We established ABL TKI resistant cell lines (K562 imatinib-R, K562 nilotinib-R, K562 dasatinib-R, K562 ponatinib-R, Ba/F3 T315I and Ba/F3 ponatinib-R) in this study. We conducted fluorescence in situ hybridization (FISH) analysis on parental K562 and ABL TKI resistant K562 cells. BCR-ABL expression levels were not increased in ABL TKI resistant K562 cells compared to parental K562. We next investigated the BCR-ABL point mutation by direct sequence analysis. We could not detect the BCR-ABL point mutation in ABL TKI resistant K562 cells. However, the exon 4 deletion in the BCR-ABL gene was found in K562 ponatinib-R cells. In contrast, compound mutations in BCR-ABL were found in Ba/F3 ponatinib-R cells. K562 ponatinib-R cells were also highly resistant to imatinib, nilotinib and dasatinib. We examined the intracellular signaling of ABL TKI resistant K562 cells. Phosphorylation of BCR-ABL and Crk-L was reduced in K562 dasatinib-R cells, however, MAPK activity was increased. In K562 ponatinib-R cells, MAPK activity was reduced. We next evaluated the NGS panel (GeneRead DNAseq Targeted Panels V2) to investigate the mutation. We found that several somatic mutations in TET2, FLT3, RB1, TP53, SETBP1, ASXL1, and BCORL1 in parental K562 cells. We also found that additional somatic mutations in K562 imatinib-R (IDH1 and KRAS), K562 dasatinib-R (IDH1) and K562 ponatinib-R (SF3A1). We could not detect additional mutation in K562 nilotinib-R cells. We next investigated the MEK inhibitor and IDH1 inhibitor activity against K562 imatinib-R and K562 dasatinib-R cells. MEK inhibitor or IDH1 inhibitor did not induce cell growth inhibition directly. However, combined treatment of ABL TKI resistant K562 with imatinib or dasatinib and MEK inhibitor or IDH1 inhibitor caused more cytotoxicity than each drug alone. Because aberrant activation of PI3K signaling pathway and deregulation of HDAC activity may be a cause of malignant disease in humans, we examined the PI3K and HDAC inhibitor in ABL TKI resistant cells. We found 72 h treatment of oral inhibitor of class I PI3K as well as class I and II HDAC enzymes, CUDC-907 exhibits cell growth inhibition ABL TKI resistant K562 cells and Ba/F3 ponatinib-R cells in a dose dependent manner. In the mouse study, a dose of 20 mg/kg/day p.o of ponatinib and 30 mg/kg/day p.o of CUDC-907 inhibited tumor growth of T315I mutant cells compared with control mice and induced apoptosis in tumor samples.

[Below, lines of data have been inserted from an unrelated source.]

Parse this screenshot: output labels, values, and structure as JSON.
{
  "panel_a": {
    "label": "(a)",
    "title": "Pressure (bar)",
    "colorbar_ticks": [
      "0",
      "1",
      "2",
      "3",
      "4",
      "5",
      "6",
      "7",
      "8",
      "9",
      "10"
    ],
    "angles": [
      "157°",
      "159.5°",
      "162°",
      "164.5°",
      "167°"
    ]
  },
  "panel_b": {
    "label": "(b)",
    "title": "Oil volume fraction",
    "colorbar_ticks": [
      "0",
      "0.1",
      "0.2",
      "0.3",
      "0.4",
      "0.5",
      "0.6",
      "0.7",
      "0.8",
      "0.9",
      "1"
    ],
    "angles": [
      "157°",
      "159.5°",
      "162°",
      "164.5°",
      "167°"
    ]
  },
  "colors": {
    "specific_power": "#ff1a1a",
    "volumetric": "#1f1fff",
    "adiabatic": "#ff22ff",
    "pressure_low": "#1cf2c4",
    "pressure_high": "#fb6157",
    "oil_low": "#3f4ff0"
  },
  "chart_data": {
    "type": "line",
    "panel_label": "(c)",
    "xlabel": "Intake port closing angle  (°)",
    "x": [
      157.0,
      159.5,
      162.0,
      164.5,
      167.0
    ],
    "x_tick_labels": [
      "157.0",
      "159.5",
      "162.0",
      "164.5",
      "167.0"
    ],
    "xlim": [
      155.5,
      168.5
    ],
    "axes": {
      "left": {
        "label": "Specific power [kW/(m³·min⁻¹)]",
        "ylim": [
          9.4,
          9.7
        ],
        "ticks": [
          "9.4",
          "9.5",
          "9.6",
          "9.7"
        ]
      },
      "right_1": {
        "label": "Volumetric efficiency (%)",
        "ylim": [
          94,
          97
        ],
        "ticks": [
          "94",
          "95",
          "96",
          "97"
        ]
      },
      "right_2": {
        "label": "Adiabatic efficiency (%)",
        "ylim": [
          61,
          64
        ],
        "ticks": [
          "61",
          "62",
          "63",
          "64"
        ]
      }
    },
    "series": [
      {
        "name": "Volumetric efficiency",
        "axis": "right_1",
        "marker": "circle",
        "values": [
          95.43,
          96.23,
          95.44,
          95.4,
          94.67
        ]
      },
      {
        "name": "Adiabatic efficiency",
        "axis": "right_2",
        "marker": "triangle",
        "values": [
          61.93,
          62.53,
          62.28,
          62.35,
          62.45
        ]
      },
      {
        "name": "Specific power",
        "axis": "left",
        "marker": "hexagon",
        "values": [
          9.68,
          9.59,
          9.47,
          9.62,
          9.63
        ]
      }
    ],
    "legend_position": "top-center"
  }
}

Our study indicated that leukemia cells have acquired resistance through somatic mutation or exon 4 deletion in the BCR-ABL gene, suggested that individual based investigations may be important to evaluate the ABL TKI resistance. We also provide the promising clinical relevance as a candidate drug for treatment of ABL TKI resistant leukemia patients.